Everything does this, deception is one of many convergent instrumental goal: https://en.wikipedia.org/wiki/Instrumental_convergence
Stuff along the lines of "We're gambling civilization" and what you seem to mean by autopoietic autonomy is precicely why alignment researchers care in the first place.
> Engineer genuine mutualism where neither human nor AI can succeed without the other.
Nobody knows how to do that forever.
Right now is easy, but also right now they're still quite limited; there's no obvious reason why it should be impossible for them to learn new things from as few examples as we ourselves require, and the hardware is already faster than our biochemistry to a degree that a jogger is faster than continental drift.

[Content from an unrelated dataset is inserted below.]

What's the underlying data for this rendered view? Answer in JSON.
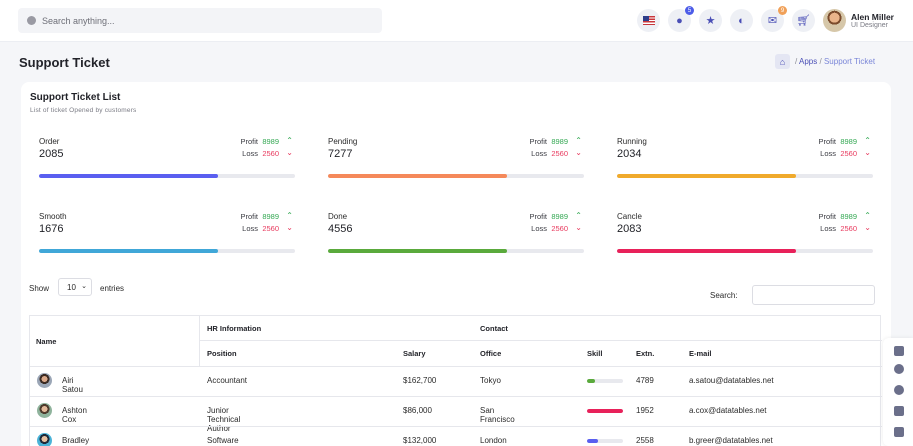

And they can go further, because life support for a computer is much easier than for us: Already are robots on Mars.
If and when AI gets to be sufficiently capable and sufficiently general, there's nothing humans could offer in any negotiation.
My strongest hope is that the human brain and mind are such powerful computing and reasoning substrates that a tight coupling of biological and synthetic "minds" will outcompete pure synthetic minds for quite a while. Giving us time to build a form of mutual dependency in which humans can keep offering a benefit in the long run. Be it just aesthetics and novelty after a while, like the human crews on the Culture spaceships in Ian M. Banks' novels.
Unfortunately most of the cases I can think of where synthetic "minds" outperform biological "minds," but biological and synthetic "minds" outcompete pure synthetic "minds," end up fairly quickly dominated by pure synthetic "minds." The middle case is a very short intermediate period. The most prominent example is chess where "centaurs" consisting of a human and a computer are obsolete at this point in favor of just getting the most powerful computer you can get. See e.g. the International Correspondence Chess Federation's (which is centaur play) last championship. https://www.iccf.com/event?id=100104
17 competitors competed. Out of 136 games, every single game was drawn except for 10. The only reason those 10 games were not drawn was because they were all played against one competitor, Aleksandr Dronov, who died during the course of the tournament while those 10 games were in session and therefore forfeited those games. Every single game between competitors who did not die resulted in a draw. The only thing that separated the 11 joint first-place finishers and 6 joint second-place finishers was whether they played the deceased Dronov. The sole third-place finisher was Dronov because of his death. As far as I can tell, humans contributed nothing to this championship.
The current ICCF championship started last December and is still ongoing. Every single one of the currently completed 16 games is currently drawn.
This seems like a very weak hope to rely on.
Like that Austin Powers part [1] where steam roller is coming in, still 50m far away, and the guy is just frozen and helplessly screams for 2 minutes till it reaches him and rolls over him.
I don't have a quick solution, but this is plain stupidity, in same way research into immortality is plain stupidity now, it will end up in endless dictatorship by the worst scum mankind can produce.